Conclusion: Collectively, these results suggest that all necessary resources should be allocated to ensure the performance of lung function tests for initial diagnosis, whereas digital remote monitoring should be reinforced for the follow-up of children and adults with asthma
Regulatory B cells, A to Z
Jansen K, Cevhertas L, Ma S, Satitsuksanoa P, Akdis M, van de Veen W.

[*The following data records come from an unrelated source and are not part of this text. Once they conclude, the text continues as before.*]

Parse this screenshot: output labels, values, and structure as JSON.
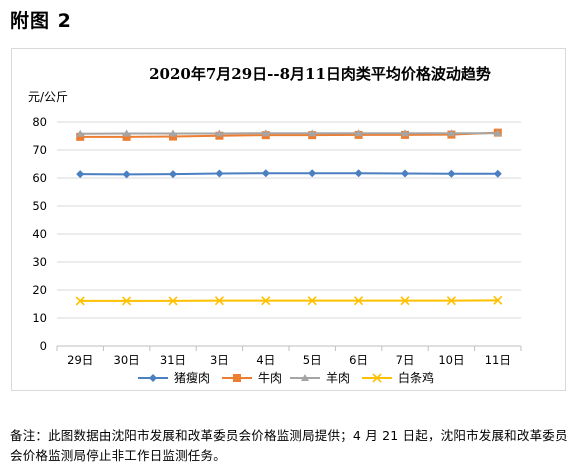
{
  "figure_label": "附图 2",
  "note": "备注：此图数据由沈阳市发展和改革委员会价格监测局提供；4 月 21 日起，沈阳市发展和改革委员会价格监测局停止非工作日监测任务。",
  "colors": {
    "pork": "#4a7fc1",
    "beef": "#ed7d31",
    "mutton": "#a5a5a5",
    "chicken": "#ffc000",
    "grid": "#d9d9d9",
    "axis_text": "#595959"
  },
  "chart_data": {
    "type": "line",
    "title": "2020年7月29日--8月11日肉类平均价格波动趋势",
    "ylabel": "元/公斤",
    "xlabel": "",
    "categories": [
      "29日",
      "30日",
      "31日",
      "3日",
      "4日",
      "5日",
      "6日",
      "7日",
      "10日",
      "11日"
    ],
    "ylim": [
      0,
      80
    ],
    "yticks": [
      0,
      10,
      20,
      30,
      40,
      50,
      60,
      70,
      80
    ],
    "grid": "horizontal",
    "legend_position": "bottom",
    "series": [
      {
        "name": "猪瘦肉",
        "marker": "diamond",
        "color_key": "pork",
        "values": [
          61.4,
          61.3,
          61.4,
          61.6,
          61.7,
          61.7,
          61.7,
          61.6,
          61.5,
          61.5
        ]
      },
      {
        "name": "牛肉",
        "marker": "square",
        "color_key": "beef",
        "values": [
          74.7,
          74.7,
          74.8,
          75.1,
          75.3,
          75.3,
          75.4,
          75.4,
          75.5,
          76.2
        ]
      },
      {
        "name": "羊肉",
        "marker": "triangle",
        "color_key": "mutton",
        "values": [
          75.8,
          75.9,
          75.9,
          75.9,
          76.0,
          76.0,
          76.0,
          76.0,
          76.0,
          76.0
        ]
      },
      {
        "name": "白条鸡",
        "marker": "x",
        "color_key": "chicken",
        "values": [
          16.1,
          16.1,
          16.1,
          16.2,
          16.2,
          16.2,
          16.2,
          16.2,
          16.2,
          16.3
        ]
      }
    ]
  }
}
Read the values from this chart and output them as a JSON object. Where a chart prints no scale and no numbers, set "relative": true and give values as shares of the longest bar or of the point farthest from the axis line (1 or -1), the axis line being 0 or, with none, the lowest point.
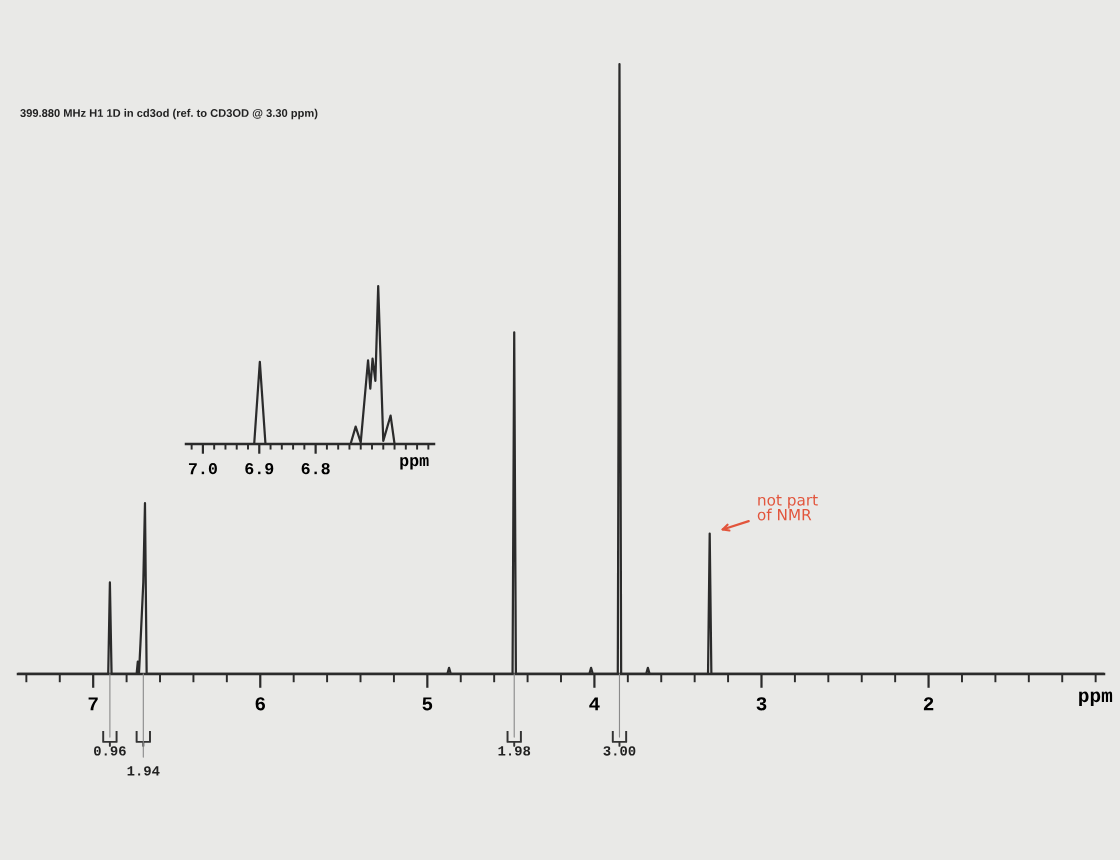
{
  "chart_data": [
    {
      "type": "line",
      "title": "399.880 MHz H1 1D in cd3od (ref. to CD3OD @ 3.30 ppm)",
      "xlabel": "ppm",
      "relative": true,
      "line_style": "solid",
      "color": "#2b2b2b",
      "x": [
        7.45,
        6.91,
        6.9,
        6.89,
        6.74,
        6.733,
        6.726,
        6.717,
        6.7,
        6.69,
        6.68,
        4.88,
        4.87,
        4.86,
        4.49,
        4.48,
        4.47,
        4.03,
        4.02,
        4.01,
        3.86,
        3.85,
        3.84,
        3.69,
        3.68,
        3.67,
        3.32,
        3.31,
        3.3,
        0.95
      ],
      "values": [
        0,
        0,
        0.15,
        0,
        0,
        0.02,
        0,
        0.05,
        0.15,
        0.28,
        0,
        0,
        0.01,
        0,
        0,
        0.56,
        0,
        0,
        0.01,
        0,
        0,
        1.0,
        0,
        0,
        0.01,
        0,
        0,
        0.23,
        0,
        0
      ],
      "xlim": [
        7.45,
        0.95
      ],
      "xticks": [
        {
          "value": 7.4,
          "label": null
        },
        {
          "value": 7.2,
          "label": null
        },
        7,
        {
          "value": 6.8,
          "label": null
        },
        {
          "value": 6.6,
          "label": null
        },
        {
          "value": 6.4,
          "label": null
        },
        {
          "value": 6.2,
          "label": null
        },
        6,
        {
          "value": 5.8,
          "label": null
        },
        {
          "value": 5.6,
          "label": null
        },
        {
          "value": 5.4,
          "label": null
        },
        {
          "value": 5.2,
          "label": null
        },
        5,
        {
          "value": 4.8,
          "label": null
        },
        {
          "value": 4.6,
          "label": null
        },
        {
          "value": 4.4,
          "label": null
        },
        {
          "value": 4.2,
          "label": null
        },
        4,
        {
          "value": 3.8,
          "label": null
        },
        {
          "value": 3.6,
          "label": null
        },
        {
          "value": 3.4,
          "label": null
        },
        {
          "value": 3.2,
          "label": null
        },
        3,
        {
          "value": 2.8,
          "label": null
        },
        {
          "value": 2.6,
          "label": null
        },
        {
          "value": 2.4,
          "label": null
        },
        {
          "value": 2.2,
          "label": null
        },
        2,
        {
          "value": 1.8,
          "label": null
        },
        {
          "value": 1.6,
          "label": null
        },
        {
          "value": 1.4,
          "label": null
        },
        {
          "value": 1.2,
          "label": null
        },
        {
          "value": 1,
          "label": null
        }
      ],
      "annotations": [
        {
          "text": "0.96",
          "x": 6.9,
          "y": 0
        },
        {
          "text": "1.94",
          "x": 6.7,
          "y": 0
        },
        {
          "text": "1.98",
          "x": 4.48,
          "y": 0
        },
        {
          "text": "3.00",
          "x": 3.85,
          "y": 0
        },
        {
          "text": "not part\nof NMR",
          "x": 3.31,
          "y": 0.23
        }
      ]
    },
    {
      "type": "line",
      "xlabel": "ppm",
      "relative": true,
      "line_style": "solid",
      "color": "#2b2b2b",
      "x": [
        7.03,
        6.909,
        6.899,
        6.889,
        6.738,
        6.729,
        6.72,
        6.707,
        6.703,
        6.699,
        6.694,
        6.689,
        6.68,
        6.667,
        6.66,
        6.59
      ],
      "values": [
        0,
        0,
        0.52,
        0,
        0,
        0.11,
        0.01,
        0.53,
        0.35,
        0.54,
        0.4,
        1.0,
        0.02,
        0.18,
        0,
        0
      ],
      "xlim": [
        7.03,
        6.59
      ],
      "xticks": [
        {
          "value": 7.02,
          "label": null
        },
        {
          "value": 7.0,
          "label": "7.0"
        },
        {
          "value": 6.98,
          "label": null
        },
        {
          "value": 6.96,
          "label": null
        },
        {
          "value": 6.94,
          "label": null
        },
        {
          "value": 6.92,
          "label": null
        },
        {
          "value": 6.9,
          "label": "6.9"
        },
        {
          "value": 6.88,
          "label": null
        },
        {
          "value": 6.86,
          "label": null
        },
        {
          "value": 6.84,
          "label": null
        },
        {
          "value": 6.82,
          "label": null
        },
        {
          "value": 6.8,
          "label": "6.8"
        },
        {
          "value": 6.78,
          "label": null
        },
        {
          "value": 6.76,
          "label": null
        },
        {
          "value": 6.74,
          "label": null
        },
        {
          "value": 6.72,
          "label": null
        },
        {
          "value": 6.7,
          "label": null
        },
        {
          "value": 6.68,
          "label": null
        },
        {
          "value": 6.66,
          "label": null
        },
        {
          "value": 6.64,
          "label": null
        },
        {
          "value": 6.62,
          "label": null
        },
        {
          "value": 6.6,
          "label": null
        }
      ]
    }
  ]
}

Abstract: B cells play a central role in the immune system through the production of antibodies. During the past two decades, it has become increasingly clear that B cells also have the capacity to regulate immune responses through mechanisms that extend beyond antibody production. Several types of human and murine regulatory B cells have been reported that suppress inflammatory responses in autoimmune disease, allergy, infection, transplantation, and cancer. Key suppressive molecules associated with regulatory B-cell function include the cytokines IL-10, IL-35, and TGF-β as well as cell membrane-bound molecules such as programmed death-ligand 1, CD39, CD73, and aryl hydrocarbon receptor. Regulatory B cells can be induced by a range of different stimuli, including microbial products such as TLR4 or TLR9 ligands, inflammatory cytokines such as IL-6, IL-1β, and IFN-α, as well as CD40 ligation. This review provides an overview of our current knowledge on regulatory B cells. We discuss different types of regulatory B cells, the mechanisms through which they exert their regulatory functions, factors that lead to induction of regulatory B cells and their role in the alteration of inflammatory responses in different diseases.